Late December 27, President Trump signed the combination government funding and COVID-19 stimulus bill sent to him by Congress, backtracking on threats to veto it.

The new law will avert a government shutdown as well as inject new funds into previously-existing COVID relief programs, including the Payroll Protection Program and expanded unemployment benefits, which expired Saturday.

The bill apportioned $284 billion more to the PPP, reauthorizes it through March 31, 2021. According to the National Association of Manufacturers, the bill also expanded how businesses can spend loans provided through the PPP and simplifies its loan forgiveness process.

The pandemic unemployment assistance program, which provides unemployment benefits to some employees not ordinarily eligible for benefits, was also renewed. The PUA officially finished Saturday but will now be reopened: the delay in signing means that the 14 million people enrolled in the program will miss out on a week of benefits, according to Washington Governor Jay Inslee.

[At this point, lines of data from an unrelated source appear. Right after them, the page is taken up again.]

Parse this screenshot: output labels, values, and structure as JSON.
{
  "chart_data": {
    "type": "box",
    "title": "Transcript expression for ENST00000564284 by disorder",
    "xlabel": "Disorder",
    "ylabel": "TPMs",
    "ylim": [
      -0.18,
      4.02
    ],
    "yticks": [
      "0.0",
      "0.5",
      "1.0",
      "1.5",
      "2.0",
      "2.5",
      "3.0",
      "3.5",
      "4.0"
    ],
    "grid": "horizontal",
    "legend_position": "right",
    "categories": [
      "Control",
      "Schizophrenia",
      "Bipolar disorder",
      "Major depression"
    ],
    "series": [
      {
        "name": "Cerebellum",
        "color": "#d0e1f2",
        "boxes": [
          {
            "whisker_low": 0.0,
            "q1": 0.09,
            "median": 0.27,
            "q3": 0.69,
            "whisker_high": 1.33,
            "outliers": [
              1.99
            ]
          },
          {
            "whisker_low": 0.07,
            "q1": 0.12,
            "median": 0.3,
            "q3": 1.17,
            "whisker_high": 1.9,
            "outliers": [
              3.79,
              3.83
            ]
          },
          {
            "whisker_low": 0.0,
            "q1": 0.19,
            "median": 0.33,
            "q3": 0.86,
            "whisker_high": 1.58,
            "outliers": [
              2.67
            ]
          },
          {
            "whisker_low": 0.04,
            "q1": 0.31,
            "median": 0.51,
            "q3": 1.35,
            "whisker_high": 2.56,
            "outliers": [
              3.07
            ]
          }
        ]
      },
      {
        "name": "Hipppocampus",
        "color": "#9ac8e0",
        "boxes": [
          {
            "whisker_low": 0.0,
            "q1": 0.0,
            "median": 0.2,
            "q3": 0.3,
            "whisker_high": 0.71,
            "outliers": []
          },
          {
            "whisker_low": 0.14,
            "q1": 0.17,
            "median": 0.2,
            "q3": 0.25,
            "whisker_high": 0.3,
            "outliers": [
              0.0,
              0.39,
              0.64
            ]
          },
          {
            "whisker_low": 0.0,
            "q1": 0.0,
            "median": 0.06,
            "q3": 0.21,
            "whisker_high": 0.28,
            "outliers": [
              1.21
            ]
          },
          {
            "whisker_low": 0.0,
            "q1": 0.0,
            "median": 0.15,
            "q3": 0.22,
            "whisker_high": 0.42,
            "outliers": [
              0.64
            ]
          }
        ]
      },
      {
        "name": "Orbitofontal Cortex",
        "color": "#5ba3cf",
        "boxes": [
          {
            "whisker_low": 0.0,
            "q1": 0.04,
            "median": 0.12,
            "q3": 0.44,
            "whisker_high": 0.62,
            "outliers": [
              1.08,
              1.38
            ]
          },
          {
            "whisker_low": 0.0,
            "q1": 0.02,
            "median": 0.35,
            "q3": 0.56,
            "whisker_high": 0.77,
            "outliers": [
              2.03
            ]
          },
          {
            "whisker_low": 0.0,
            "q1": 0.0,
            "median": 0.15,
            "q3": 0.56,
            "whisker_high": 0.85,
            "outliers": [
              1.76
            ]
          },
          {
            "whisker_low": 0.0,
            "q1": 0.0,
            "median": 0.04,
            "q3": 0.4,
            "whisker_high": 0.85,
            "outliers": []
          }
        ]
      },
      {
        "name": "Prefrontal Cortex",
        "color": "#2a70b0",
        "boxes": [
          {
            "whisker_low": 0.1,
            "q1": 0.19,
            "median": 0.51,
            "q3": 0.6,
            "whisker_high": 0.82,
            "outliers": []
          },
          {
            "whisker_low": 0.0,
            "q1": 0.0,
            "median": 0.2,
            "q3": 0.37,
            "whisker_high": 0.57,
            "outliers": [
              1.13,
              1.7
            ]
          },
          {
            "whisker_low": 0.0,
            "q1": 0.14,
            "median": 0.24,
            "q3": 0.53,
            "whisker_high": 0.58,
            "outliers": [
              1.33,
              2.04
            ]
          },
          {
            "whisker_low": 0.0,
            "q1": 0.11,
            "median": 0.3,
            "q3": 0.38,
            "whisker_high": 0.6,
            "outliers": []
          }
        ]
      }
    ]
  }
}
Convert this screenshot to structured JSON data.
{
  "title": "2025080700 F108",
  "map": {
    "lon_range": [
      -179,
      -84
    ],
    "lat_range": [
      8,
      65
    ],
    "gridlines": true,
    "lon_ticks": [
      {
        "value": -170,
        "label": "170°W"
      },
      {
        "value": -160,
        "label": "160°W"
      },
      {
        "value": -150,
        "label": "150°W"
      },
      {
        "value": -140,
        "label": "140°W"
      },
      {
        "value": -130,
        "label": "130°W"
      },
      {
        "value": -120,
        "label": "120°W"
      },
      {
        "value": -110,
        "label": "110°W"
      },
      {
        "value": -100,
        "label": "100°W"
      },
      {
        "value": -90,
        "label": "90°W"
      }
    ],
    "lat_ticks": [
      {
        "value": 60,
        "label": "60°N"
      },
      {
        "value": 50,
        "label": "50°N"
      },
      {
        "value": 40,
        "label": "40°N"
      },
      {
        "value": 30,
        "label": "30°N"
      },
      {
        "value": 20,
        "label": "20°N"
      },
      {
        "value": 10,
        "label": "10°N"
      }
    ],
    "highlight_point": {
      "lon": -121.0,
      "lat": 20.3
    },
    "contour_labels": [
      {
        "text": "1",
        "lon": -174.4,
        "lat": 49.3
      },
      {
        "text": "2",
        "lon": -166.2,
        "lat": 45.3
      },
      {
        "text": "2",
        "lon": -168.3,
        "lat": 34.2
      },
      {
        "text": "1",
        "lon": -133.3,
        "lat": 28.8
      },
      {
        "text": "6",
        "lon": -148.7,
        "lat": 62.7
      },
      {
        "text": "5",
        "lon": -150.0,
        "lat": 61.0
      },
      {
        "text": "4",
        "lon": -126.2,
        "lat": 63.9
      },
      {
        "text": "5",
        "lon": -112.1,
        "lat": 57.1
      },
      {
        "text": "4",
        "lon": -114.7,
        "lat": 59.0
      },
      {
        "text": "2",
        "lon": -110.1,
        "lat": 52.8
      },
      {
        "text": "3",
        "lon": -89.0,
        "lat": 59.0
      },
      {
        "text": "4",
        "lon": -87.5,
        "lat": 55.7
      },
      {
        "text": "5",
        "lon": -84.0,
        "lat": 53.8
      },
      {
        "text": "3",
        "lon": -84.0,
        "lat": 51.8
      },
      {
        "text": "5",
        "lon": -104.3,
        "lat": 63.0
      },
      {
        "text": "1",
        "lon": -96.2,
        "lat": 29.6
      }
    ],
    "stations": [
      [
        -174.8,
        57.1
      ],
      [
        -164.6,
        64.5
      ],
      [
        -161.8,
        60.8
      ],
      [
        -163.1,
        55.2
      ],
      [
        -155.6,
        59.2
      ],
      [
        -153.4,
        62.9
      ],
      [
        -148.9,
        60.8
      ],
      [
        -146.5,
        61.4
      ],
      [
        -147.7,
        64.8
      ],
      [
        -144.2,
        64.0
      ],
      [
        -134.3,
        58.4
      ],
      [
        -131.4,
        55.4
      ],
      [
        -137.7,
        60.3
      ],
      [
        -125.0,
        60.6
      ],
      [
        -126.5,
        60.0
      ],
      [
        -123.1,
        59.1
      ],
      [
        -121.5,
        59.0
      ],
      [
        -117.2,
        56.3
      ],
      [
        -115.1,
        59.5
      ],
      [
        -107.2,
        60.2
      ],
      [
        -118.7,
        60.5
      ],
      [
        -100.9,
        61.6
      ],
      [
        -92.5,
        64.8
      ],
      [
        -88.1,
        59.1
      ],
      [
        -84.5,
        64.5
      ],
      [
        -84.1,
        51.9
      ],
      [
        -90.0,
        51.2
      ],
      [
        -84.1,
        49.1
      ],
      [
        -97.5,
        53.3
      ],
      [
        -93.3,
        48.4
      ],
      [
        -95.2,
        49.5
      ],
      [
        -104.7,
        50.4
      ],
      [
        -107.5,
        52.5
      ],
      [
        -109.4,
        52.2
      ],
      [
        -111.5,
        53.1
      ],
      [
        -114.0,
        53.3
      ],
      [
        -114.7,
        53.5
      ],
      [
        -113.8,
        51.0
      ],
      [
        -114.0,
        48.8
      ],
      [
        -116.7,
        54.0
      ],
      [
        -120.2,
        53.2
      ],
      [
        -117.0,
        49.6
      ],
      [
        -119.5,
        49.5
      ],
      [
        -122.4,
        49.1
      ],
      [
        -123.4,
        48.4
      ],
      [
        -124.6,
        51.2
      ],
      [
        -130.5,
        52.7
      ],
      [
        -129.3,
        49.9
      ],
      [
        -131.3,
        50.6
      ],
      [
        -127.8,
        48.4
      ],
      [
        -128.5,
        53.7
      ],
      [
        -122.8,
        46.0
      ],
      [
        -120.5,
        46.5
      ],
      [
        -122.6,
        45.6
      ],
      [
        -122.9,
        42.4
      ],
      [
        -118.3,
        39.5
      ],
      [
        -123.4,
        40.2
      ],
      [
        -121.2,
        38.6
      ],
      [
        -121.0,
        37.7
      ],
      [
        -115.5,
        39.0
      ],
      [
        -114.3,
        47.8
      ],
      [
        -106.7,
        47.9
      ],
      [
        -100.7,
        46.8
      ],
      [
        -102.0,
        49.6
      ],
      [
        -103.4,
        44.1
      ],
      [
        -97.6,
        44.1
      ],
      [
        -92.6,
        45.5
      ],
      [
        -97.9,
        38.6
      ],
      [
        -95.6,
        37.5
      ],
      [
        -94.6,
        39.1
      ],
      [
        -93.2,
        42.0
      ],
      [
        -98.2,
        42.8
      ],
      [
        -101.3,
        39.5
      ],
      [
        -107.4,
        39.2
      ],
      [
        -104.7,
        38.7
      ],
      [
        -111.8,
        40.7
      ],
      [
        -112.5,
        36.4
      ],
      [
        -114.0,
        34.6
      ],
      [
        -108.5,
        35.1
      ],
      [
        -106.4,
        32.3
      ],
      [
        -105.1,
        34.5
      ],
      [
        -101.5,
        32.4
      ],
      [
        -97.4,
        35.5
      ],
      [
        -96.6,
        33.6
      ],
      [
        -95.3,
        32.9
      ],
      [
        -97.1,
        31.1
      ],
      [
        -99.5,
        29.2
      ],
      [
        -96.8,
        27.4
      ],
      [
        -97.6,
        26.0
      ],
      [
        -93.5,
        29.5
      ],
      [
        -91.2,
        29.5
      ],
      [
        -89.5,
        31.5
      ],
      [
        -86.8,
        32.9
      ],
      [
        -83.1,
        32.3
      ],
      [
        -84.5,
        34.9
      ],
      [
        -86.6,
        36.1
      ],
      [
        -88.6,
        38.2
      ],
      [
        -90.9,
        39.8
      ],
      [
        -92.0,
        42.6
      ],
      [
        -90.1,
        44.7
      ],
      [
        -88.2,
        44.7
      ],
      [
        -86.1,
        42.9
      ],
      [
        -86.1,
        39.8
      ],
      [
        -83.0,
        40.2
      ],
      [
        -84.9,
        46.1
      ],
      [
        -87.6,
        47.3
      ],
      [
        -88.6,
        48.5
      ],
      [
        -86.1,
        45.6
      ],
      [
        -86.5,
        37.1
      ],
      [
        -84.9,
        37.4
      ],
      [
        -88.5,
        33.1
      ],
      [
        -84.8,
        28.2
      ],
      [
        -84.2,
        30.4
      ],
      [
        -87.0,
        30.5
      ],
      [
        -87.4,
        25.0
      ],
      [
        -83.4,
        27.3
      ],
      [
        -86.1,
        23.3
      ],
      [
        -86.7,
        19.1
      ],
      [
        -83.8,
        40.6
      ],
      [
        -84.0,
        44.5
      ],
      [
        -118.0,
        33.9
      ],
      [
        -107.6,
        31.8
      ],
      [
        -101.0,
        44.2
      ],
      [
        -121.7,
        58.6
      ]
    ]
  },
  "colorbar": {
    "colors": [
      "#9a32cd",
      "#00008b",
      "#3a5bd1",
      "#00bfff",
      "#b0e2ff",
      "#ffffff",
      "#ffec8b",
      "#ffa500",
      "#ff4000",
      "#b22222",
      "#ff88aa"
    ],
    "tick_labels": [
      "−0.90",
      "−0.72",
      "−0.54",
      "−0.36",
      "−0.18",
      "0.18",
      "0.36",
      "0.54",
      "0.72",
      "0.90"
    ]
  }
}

The National Association of Manufacturers praised aspects of the bill it said were priorities for manufacturing, including a revamp of U.S. energy policy, a provision for phasing out greenhouses gases used in refrigeration, and research and development programs for greenhouse gas-reducing technology in the power sector.

In a statement, Jay Timmons, CEO of NAM, dismissed those who treated the bill as controversial to “score political quotes” and said, “the bottom line is manufacturers—and all Americans—need relief now.”

The issue of individual stimulus was key to the political fight over the spending act. The March CARES Act included a provision that gave out checks for $1,200 to those making under $75,000. The December spending bill cut that payment in half to $600. That led President Trump to threaten to veto the bill, calling it a “disgrace” and saying the payments should be increased to $2,000.

That put him with odds against members of his own party who had previously argued against the earlier $1,200 payment.

On Sunday, facing pressure from both parties to sign the measure, President Trump signed the bill at his club in Mar-a-Lago and, in a written statement, said “much more money is coming.”